Un rapport qui évalue la politique régionale européenne de 2000 à 2006 dépeint une situation plutôt positive, mais les experts affirment que des erreurs flagrantes ont été commises et encouragent les législateurs européens à être réalistes sur ce que les fonds régionaux peuvent réaliser à l'avenir.
Le rapport, présenté hier (19 avril) à Bruxelles, était une évaluation ex-post des programmes financés par le Fonds européen de développement régional (FEDER) entre 2000 et 2006 dans les régions correspondant aux objectifs 1 et 2. Le rapport a été commandé par la Commission européenne et produit par une équipe dirigée par l'entreprise indépendante de recherche belge, Applica.
S'exprimant lors du lancement du rapport, le commissaire à la politique régionale Johannes Hahn a soutenu que l'évaluation montrait que la vaste gamme de programmes et projets de politique régionale pouvaient être évalués de manière à en tirer des leçons.

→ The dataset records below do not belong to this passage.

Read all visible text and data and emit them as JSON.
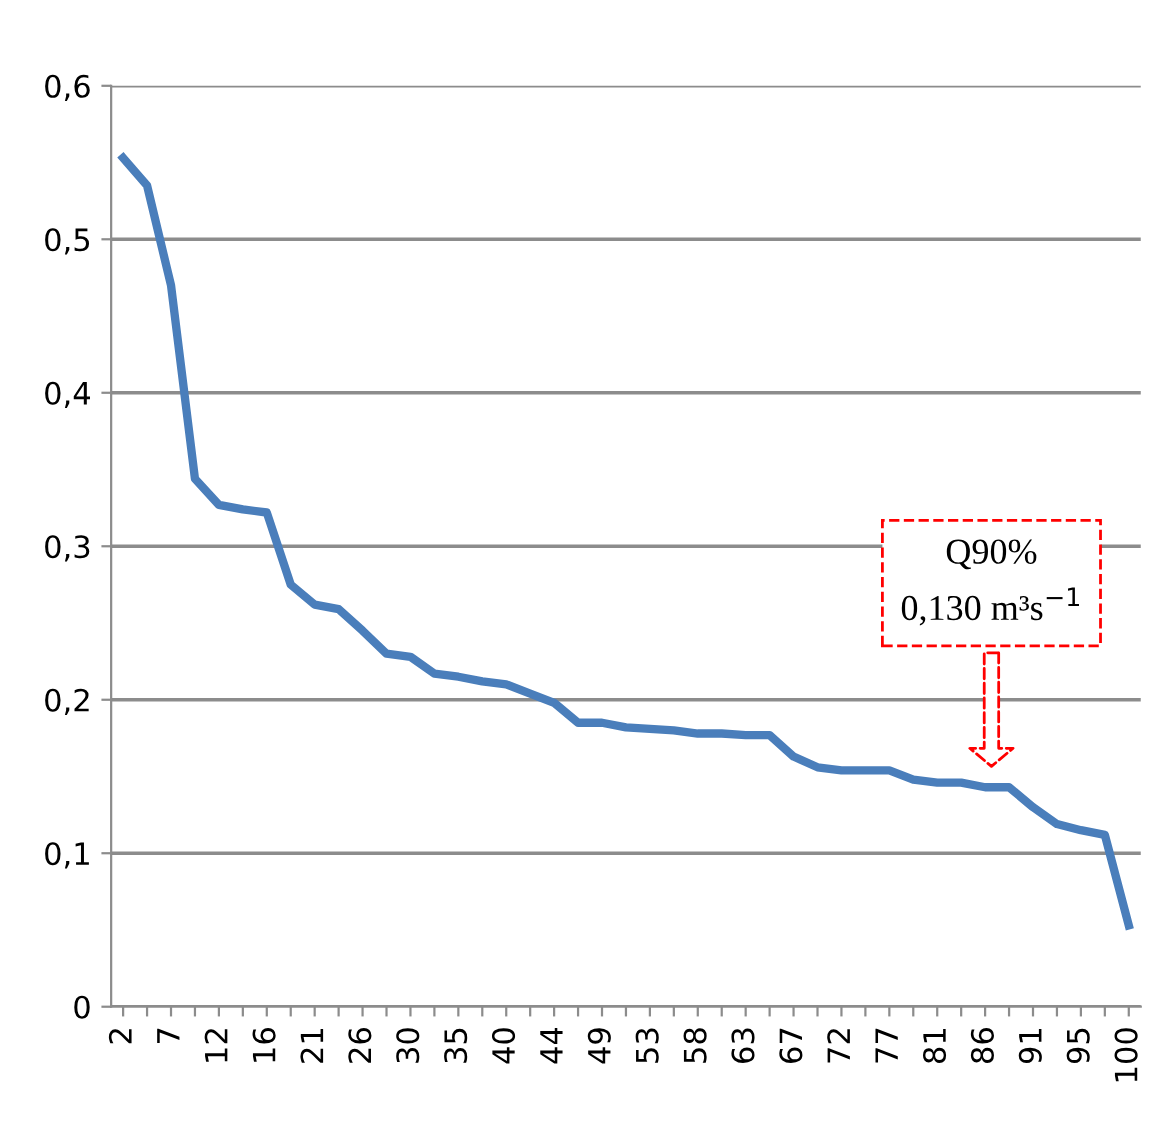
{
  "chart_data": {
    "type": "line",
    "categories": [
      "2",
      null,
      "7",
      null,
      "12",
      null,
      "16",
      null,
      "21",
      null,
      "26",
      null,
      "30",
      null,
      "35",
      null,
      "40",
      null,
      "44",
      null,
      "49",
      null,
      "53",
      null,
      "58",
      null,
      "63",
      null,
      "67",
      null,
      "72",
      null,
      "77",
      null,
      "81",
      null,
      "86",
      null,
      "91",
      null,
      "95",
      null,
      "100"
    ],
    "series": [
      {
        "color": "#4a7ebb",
        "values": [
          0.553,
          0.535,
          0.47,
          0.344,
          0.327,
          0.324,
          0.322,
          0.275,
          0.262,
          0.259,
          0.245,
          0.23,
          0.228,
          0.217,
          0.215,
          0.212,
          0.21,
          0.204,
          0.198,
          0.185,
          0.185,
          0.182,
          0.181,
          0.18,
          0.178,
          0.178,
          0.177,
          0.177,
          0.163,
          0.156,
          0.154,
          0.154,
          0.154,
          0.148,
          0.146,
          0.146,
          0.143,
          0.143,
          0.13,
          0.119,
          0.115,
          0.112,
          0.053
        ]
      }
    ],
    "ylim": [
      0,
      0.6
    ],
    "yticks": [
      {
        "value": 0,
        "label": "0"
      },
      {
        "value": 0.1,
        "label": "0,1"
      },
      {
        "value": 0.2,
        "label": "0,2"
      },
      {
        "value": 0.3,
        "label": "0,3"
      },
      {
        "value": 0.4,
        "label": "0,4"
      },
      {
        "value": 0.5,
        "label": "0,5"
      },
      {
        "value": 0.6,
        "label": "0,6"
      }
    ],
    "grid": "y",
    "legend": false,
    "marker": "none",
    "line_style": "solid",
    "annotations": [
      "Q90%\n0,130 m³s$^{−1}$"
    ]
  }
}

Il a déclaré que les résultats montraient une réussite remarquable dans la création d'emplois, une forte amélioration de l'activité des PME, et la preuve de progrès sociaux et environnementaux.
La crise actuelle infirme-t-elle les conclusions?
M. Hahn a également argué que les conclusions avaient donné d'importantes indications pour la réforme de la politique régionale après 2013, dans le but de maximiser sa réussite. Il a souligné en particulier que des indicateurs au-delà du simple PIB étaient nécessaires pour évaluer la réussite de la politique sur le terrain.
Un panel d'experts est tombé d'accord, soutenant que malgré le fait que la période 2000-2006 ait eu pour décor une croissance économique constante – à l'inverse de la période actuelle 2007-2013, qui connaît une forte dépression – les leçons tirées peuvent toujours influencer la politique régionale après 2014.
La valeur de cette évaluation réside dans la compréhension de nos erreurs passées, a dit Dirk Ahner, directeur général pour la politique régionale à la Commission européenne.
Etre réaliste quant aux apports de la politique régionale
Il n'y a rien de mal en soi à ajouter de nouveaux objectifs, tels que les objectifs environnementaux, à d'autres objectifs de politique régionale généraux, a argué Harvey Armstrong de l'université de Sheffield, du moment que les ambitions sur ce qui peut être apporté restent modestes.
Attendre trop des fonds régionaux entrave leur aptitude à être efficaces, a ajouté M. Armstrong, affirmant avoir vu des traces inquiétantes de dérives de la mission de la politique régionale ces dernières décennies. En d'autres termes, l'UE est allée trop loin dans l'expansion du nombre de domaines dans lesquelles elle pense que la politique régionale peut faire la différence.
Il est plus logique de se concentrer sur un nombre d'objectifs limités, a-t-il soutenu.